Egypt’s ex-president Hosni Mubarak passes away

Cairo: Egypt’s former long-time president Hosni Mubarak died on Tuesday at age 91 at Cairo’s Galaa military hospital, his brother-in-law General Mounir Thabet told AFP.

Thabet, a former high-ranking military official, confirmed the family was still at the hospital and said the Egyptian presidential office would organize the funeral.

Mubarak: Beginning – End

The former dictator became president in 1981 after Anwar Sadat’s assassination and ruled the country for three decades until he was ousted following mass protests against his rule in 2011.

History’s first verdict on Egyptian President Hosni Mubarak was rendered on Feb 1, 2011, when thousands of protesters forced the autocrat to vow not to run for office again.

From police brutality to the persecution of minorities, from the arrests of journalists to the suppression of political dissent, Mubarak’s Egypt had been a textbook police state.

Brutality in Hosni’s dictatorship

“If you want a serious interrogation, you send a prisoner to Jordan. If you want them to be tortured, you send them to Syria. If you want someone to disappear and never to see them again, you should send them to Egypt,” the former CIA officer Robert Baer said in 2004, six years before the Arab uprisings started.

Police brutality in Egypt was routine and pervasive. The torture was so widespread that the Egyptian government had stopped denying it existed, according to leaked cables released by WikiLeaks.

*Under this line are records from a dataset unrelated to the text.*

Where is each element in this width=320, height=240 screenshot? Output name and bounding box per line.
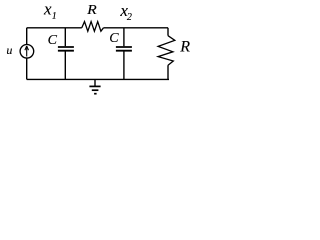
svg-text:2: 2 — [127, 12, 132, 23]
svg-text:R: R — [179, 39, 190, 56]
svg-text:C: C — [48, 33, 58, 48]
svg-text:C: C — [109, 31, 119, 46]
svg-text:u: u — [6, 43, 12, 57]
svg-text:R: R — [86, 3, 97, 18]
svg-text:x: x — [43, 0, 52, 19]
svg-text:1: 1 — [52, 11, 57, 22]
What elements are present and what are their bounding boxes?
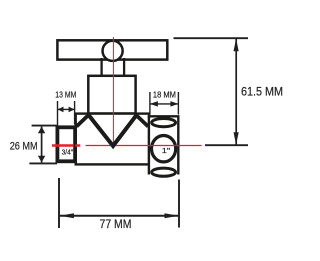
svg-text:1": 1" (162, 146, 171, 155)
dimensions (29, 38, 248, 228)
arrow 61.5MM bottom (234, 132, 239, 145)
V funnel redraw (89, 115, 137, 146)
svg-text:61.5 MM: 61.5 MM (241, 85, 283, 99)
vertical centerline (112, 37, 114, 146)
svg-text:13 MM: 13 MM (55, 90, 76, 100)
dim 61.5MM ext lines (174, 37, 249, 39)
dim 61.5MM line (235, 38, 237, 145)
horizontal centerline thin (86, 145, 202, 147)
dim 26MM ext lines (32, 125, 57, 127)
dim 77MM ext lines (58, 178, 60, 228)
red centerlines (52, 37, 202, 146)
dim 77MM line (60, 215, 179, 217)
arrow 77MM right (165, 213, 179, 218)
horizontal centerline thick dash 2 (75, 144, 80, 146)
cylinder middle ellipse (152, 136, 176, 162)
dim 13MM line (58, 108, 75, 110)
cylinder top edge (148, 115, 180, 117)
arrow 77MM left (60, 213, 74, 218)
knob circle (103, 41, 123, 61)
svg-text:3/4": 3/4" (62, 150, 74, 157)
cylinder bottom ellipse (152, 168, 176, 176)
arrow 13MM right (69, 107, 75, 113)
arrow 61.5MM top (234, 39, 239, 52)
body (76, 114, 149, 165)
dim 18MM ext lines (149, 92, 151, 115)
svg-text:26 MM: 26 MM (10, 140, 38, 152)
arrow 26MM bottom (38, 156, 45, 163)
left port 3/4 (57, 127, 75, 161)
arrow 26MM top (38, 127, 45, 134)
horizontal centerline thick dash 1 (52, 144, 73, 146)
cylinder top ellipse (152, 119, 176, 127)
arrow 18MM right (170, 101, 178, 107)
handle bar (57, 40, 167, 59)
cylinder fill (149, 115, 178, 177)
svg-text:18 MM: 18 MM (153, 90, 176, 100)
svg-text:77 MM: 77 MM (100, 217, 132, 231)
V funnel (89, 115, 137, 146)
arrow 18MM left (150, 101, 158, 107)
right shoulder (136, 115, 149, 127)
dim 26MM line (41, 127, 43, 163)
left shoulder (77, 115, 90, 127)
bonnet (88, 76, 135, 114)
cylinder right side (177, 116, 179, 174)
cylinder left side (148, 116, 150, 174)
arrow 13MM left (58, 107, 64, 113)
stem sides (100, 58, 102, 76)
dim 18MM line (150, 103, 179, 105)
dim 13MM ext lines (57, 101, 59, 126)
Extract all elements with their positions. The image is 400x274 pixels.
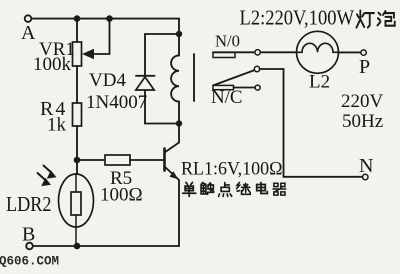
transistor Q1 emitter bbox=[165, 167, 180, 181]
svg-text:VD4: VD4 bbox=[89, 70, 126, 91]
photoresistor LDR2 envelope bbox=[59, 174, 94, 227]
label 单 (relay text char 1) bbox=[183, 182, 196, 196]
svg-text:P: P bbox=[359, 56, 370, 78]
relay contact N/C bbox=[213, 85, 234, 89]
wire contact to lamp bbox=[260, 51, 296, 53]
svg-text:N/C: N/C bbox=[211, 88, 243, 108]
svg-text:100k: 100k bbox=[33, 54, 72, 75]
resistor VR1 (potentiometer body) bbox=[73, 42, 82, 66]
svg-text:L2:220V,100W: L2:220V,100W bbox=[240, 6, 355, 30]
transistor Q1 emitter arrowhead bbox=[170, 171, 179, 179]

In 2015 alone, more than 1,250 forced disappearance and 267 alleged extrajudicial killings were recorded in Egypt with well over 40,000 political prisoners.

“Once in the custody of the security forces, prisoners are often subject to beatings, electric shocks, suspension in painful positions, forced standing for long periods, water-boarding, as well as rape and threatening to rape victims and their families,” HRW reported in 2011.

“When [the United States] wanted someone to be tortured, we’d send him to Egypt to have them tortured,” Pulitzer Prize-winning journalist Ron Suskind told ABC News.

In 2001, HRW estimated that 11,000 street children had been arrested and frequently detained for weeks in unsanitary and dangerous conditions, “often with adult criminal detainees who abuse them.” The children, the report reads, are “and denied adequate food, water, bedding, and medical care.” 

Al Qaeda leader Ayman al-Zawahiri

Egyptians who were interrogated under the program include Abu Omar, a cleric kidnapped by the CIA in Milan in 2003, and a brother of Al Qaeda leader Ayman al-Zawahiri.

The CIA thought it had killed Zawahiri in a bombing strike in 2002 and believed it had possession of his head. In order to get confirmation the agency needed genetic material from Zawahiri’s brother, then a prisoner in Egypt.

According to journalist Ron Suskind, “Suleiman said, ‘It’s no problem. We’ll just cut the brother’s arm off and send it to you.’ ” Suskind said a CIA agent told Suleiman that a vial of blood would suffice.

Al Qaeda and Saddam Hussein

Prior to the U.S. invasion of Iraq in 2003, al Qaeda commander Ibn al Sheikh al-Libi was transferred to Egypt for interrogation. According to a U.S. Senate report, al-Libi was beaten and locked in a cage as Egyptian officials attempted to get him to confirm a connection between Al Qaeda and Iraqi dictator Saddam Hussein. Al Libi told his interrogators, according to the report, that Hussein was supplying Al Qaeda with chemical weapons. He later recanted.

Jailed in 2011

He was jailed for six years after the uprising but was freed in 2017 after being acquitted of most charges. During his detention, he was held at the Cairo military hospital – Maadi.

He was acquitted by Egypt’s highest appeals court of conspiring to kill protesters during the 2011 protests which led to his ouster. The 2017 ruling overturned the life term he had received in 2012 over the deaths of 239 people in Arab Spring protests against his rule.